Coulisses de Bruxelles, UE (1)

Les producteurs de lait ont suspendu hier la "grève du lait" qu'ils avaient lancé il y a quinze jours. Curieusement, le mouvement s'est durci au moment où les indicateurs repassaient au vert. Pour la Commission européenne, rien de surprenant, la remontée des prix agricoles ne se répercutant qu'avec retard sur les producteurs. Jean-Luc Demarty, le directeur général de l'agriculture et du développement à la Commission européenne, analyse pour nous ce conflit dont les causes ne sont pas à rechercher du côté d'une soi-disant "dérégulation", mais bien dans l'effondrement de la demande à la suite de la crise économique. Demarty occupe son poste depuis janvier 2006. Avant cela, il a été directeur du FEOGA (l'organisme qui gère le budget agricole), membre de plusieurs cabinets et conseiller durant dix ans de Jacques Delors.

La grève du lait vient d’être suspendue. Etes-vous surpris ?

Non, car un début d'amélioration se fait sentir. Plusieurs indicateurs montrent un retour graduel à la normale. Les prix repartent à la hausse, actuellement à 25 cents le litre contre 22 au plus fort de la crise, et la dernière adjudication publique que nous avons organisée pour retirer du marché la production excédentaire n’a rencontré aucun succès. Cela montre que la demande a commencé à reprendre. Nous estimons qu'en principe à 30 cents le litre, les producteurs gagneront à nouveau correctement leur vie.

L’Union européenne a été accusée de ne pas avoir aidé les producteurs laitiers.

C’est faux : nous avons utilisé l’ensemble des instruments de marché à notre disposition. Ainsi, nous avons massivement racheté la production excédentaire : actuellement, il y a 280.000 tonnes de lait en poudre et 80.000 tonnes de beurre dans les stocks communautaires, soit 2 % de la production européenne annuelle. Sans ces interventions publiques, le prix du litre de lait serait tombé bien plus bas. Ensuite, on a dit que la chute des cours était due à une hausse des importations, ce qui est tout aussi faux : le marché européen est protégé par des barrières douanières efficaces. Actuellement nous importons entre 1 et 2 % de produits laitiers, alors que nous exportons 7 à 8 % de notre production. Enfin, les producteurs ont omis de rappeler qu’ils touchaient des aides directes du budget communautaire pour un montant de 5 milliards d’euros par an dont 875 millions pour les seuls producteurs français, et ce, quelle que soit leur production. Ce qui représente environ un revenu de 3 à 4 cents supplémentaire par litre de lait.

Les producteurs affirment que c'est la fin programmée du système des quotas de production prévue pour 2015 qui est responsable de la crise.

Là encore, c’est inexact : nous sommes toujours dans le système des quotas et ce, jusqu’en 2015. Il faut aussi savoir qu’en 2008 et 2009, la production européenne a été inférieure à 4 % des quotas autorisés. En réalité, les producteurs laitiers n’ont pas été victimes d’un marché soi-disant dérégulé, mais d’une chute brutale de la demande à la suite de la crise économique. On n’a jamais vu une telle baisse de la consommation, notamment sur des produits à forte valeur ajoutée (fromages, yaourts, etc.) alors que le marché croissait régulièrement jusque-là de 1 à 2 % par an.

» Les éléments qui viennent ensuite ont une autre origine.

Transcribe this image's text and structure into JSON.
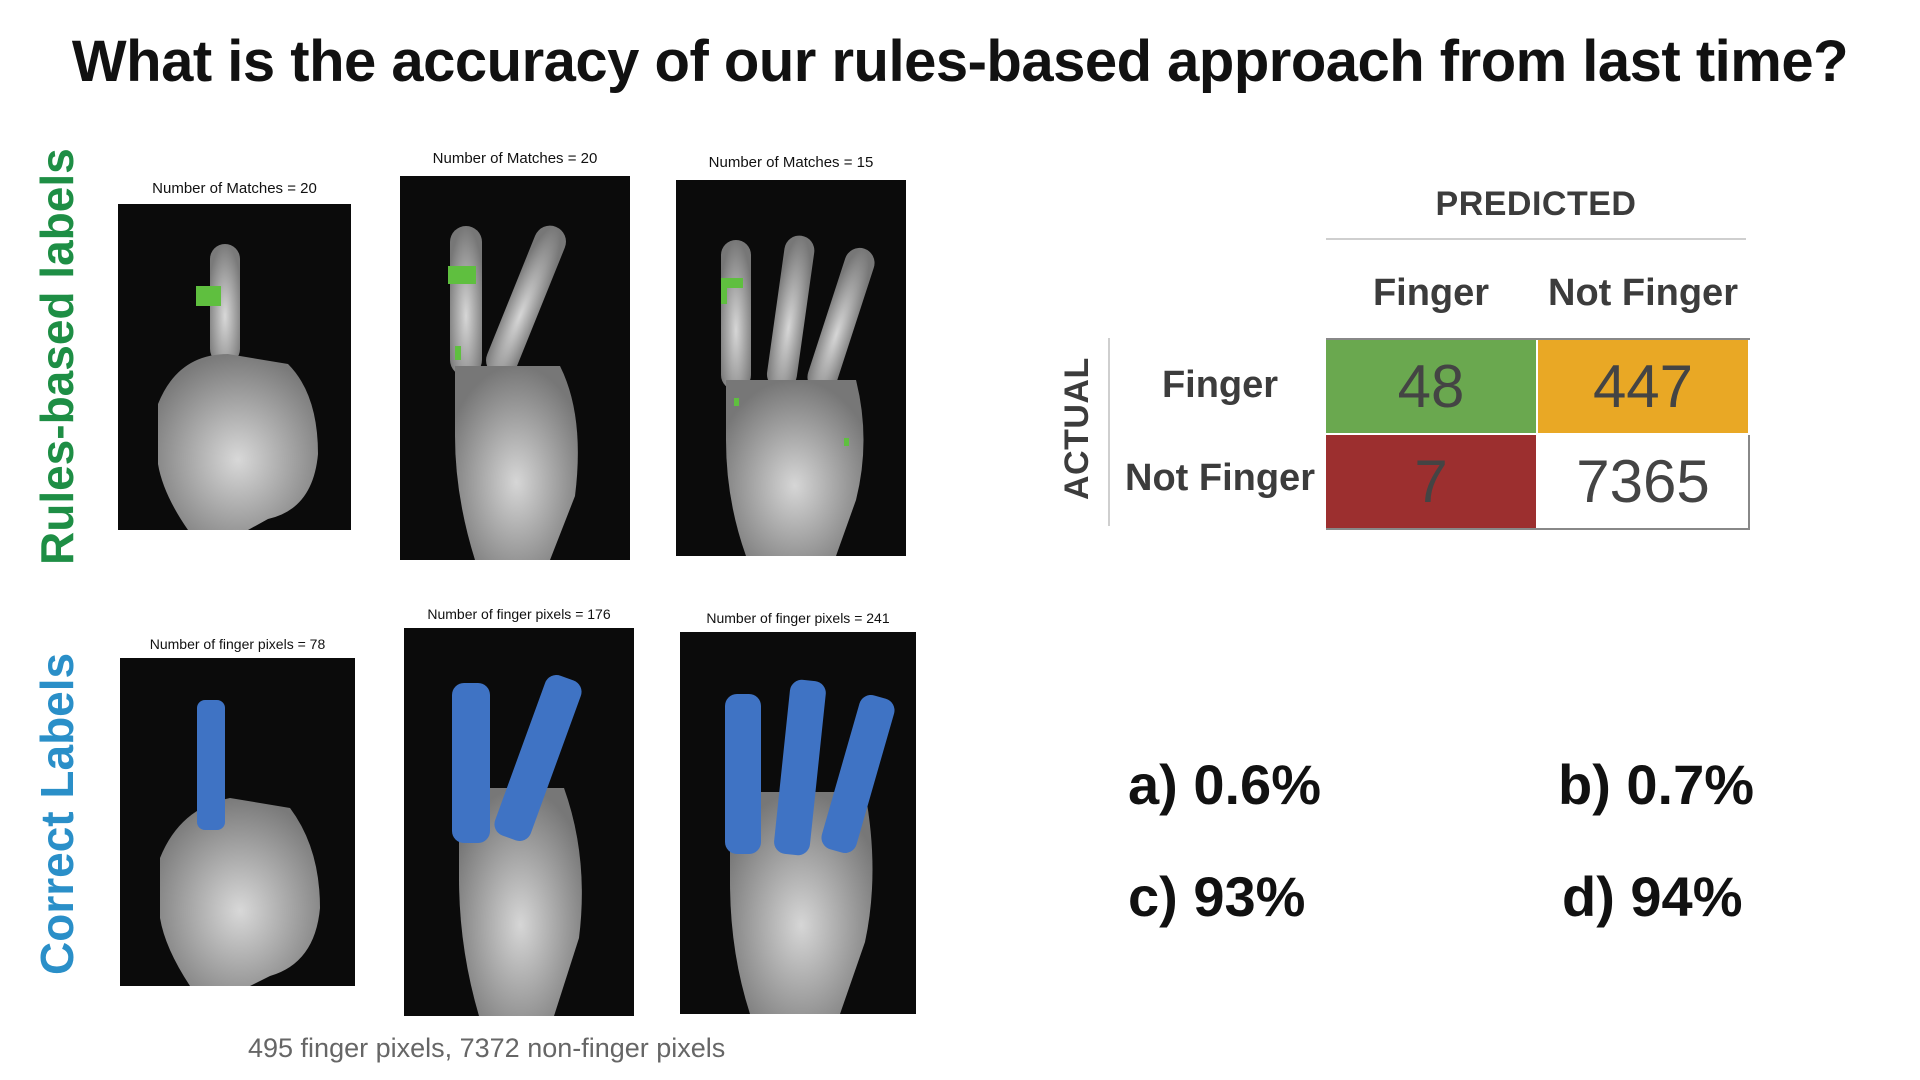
{
  "title": {
    "prefix": "What is the ",
    "emphasis": "accuracy",
    "suffix": " of our rules-based approach from last time?"
  },
  "side_labels": {
    "rules": "Rules-based labels",
    "correct": "Correct Labels"
  },
  "panels": {
    "rules": [
      {
        "caption": "Number of Matches = 20"
      },
      {
        "caption": "Number of Matches = 20"
      },
      {
        "caption": "Number of Matches = 15"
      }
    ],
    "correct": [
      {
        "caption": "Number of finger pixels = 78"
      },
      {
        "caption": "Number of finger pixels = 176"
      },
      {
        "caption": "Number of finger pixels = 241"
      }
    ]
  },
  "footnote": "495 finger pixels, 7372 non-finger pixels",
  "confusion_matrix": {
    "predicted_title": "PREDICTED",
    "actual_title": "ACTUAL",
    "col_headers": [
      "Finger",
      "Not Finger"
    ],
    "row_headers": [
      "Finger",
      "Not Finger"
    ],
    "cells": [
      {
        "value": "48",
        "color": "#6aa84f"
      },
      {
        "value": "447",
        "color": "#e9a825"
      },
      {
        "value": "7",
        "color": "#9c2f2f"
      },
      {
        "value": "7365",
        "color": "#ffffff"
      }
    ]
  },
  "answers": {
    "a": "a) 0.6%",
    "b": "b) 0.7%",
    "c": "c) 93%",
    "d": "d) 94%"
  },
  "colors": {
    "rules_label": "#1e8e45",
    "correct_label": "#2a8fc8",
    "match_marker": "#5fbf3f",
    "finger_overlay": "#3f73c4"
  }
}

Les producteurs estiment que la disparition des quotas est une catastrophe annoncée.

Lorsque l’Union a mis en place les quotas en 1984, les producteurs ont été les premiers à hurler… À l'époque, il s’agissait de mettre fin à une surproduction chronique : il y avait un million de tonnes de beurre et autant de poudre de lait dans les stocks communautaires. Pourquoi ? Parce que le système de soutien au prix que nous avions mis en place en 1968 (stockage public à un prix garanti, aide à l’exportation, protection aux frontières) poussait les agriculteurs à produire sans se préoccuper du marché : c’était le contribuable qui payait les excédents. On a donc décidé de limiter la production en accordant des quotas fondés sur des références historiques de production. Ce système a bien fonctionné, car il a limité la production, mais il n’a pas protégé les producteurs, le nombre d’exploitations ayant baissé de 80 % dans la plupart des anciens Etats membres. Surtout, il a introduit des rigidités incroyables. Ce système ne nous a pas permis de répondre à l'explosion de la demande mondiale en 2006 et 2007, ce qui a aggravé la flambée des prix. C’est pour cela qu’il faut permettre davantage de souplesse, sans pour autant renoncer aux instruments de régulation du marché que sont l’intervention publique ou les droits de douane. Il faut aussi réfléchir à d’autres instruments, comme les contrats entre les producteurs et les transformateurs ou encore que l’on créé des filets de sécurité modernes, qui permettraient aux producteurs de faire face à la volatilité des marchés. Mais, de toute façon, les quotas sont condamnés : il n’existe pas une majorité qualifiée d’Etats membres prêts à prolonger ce système.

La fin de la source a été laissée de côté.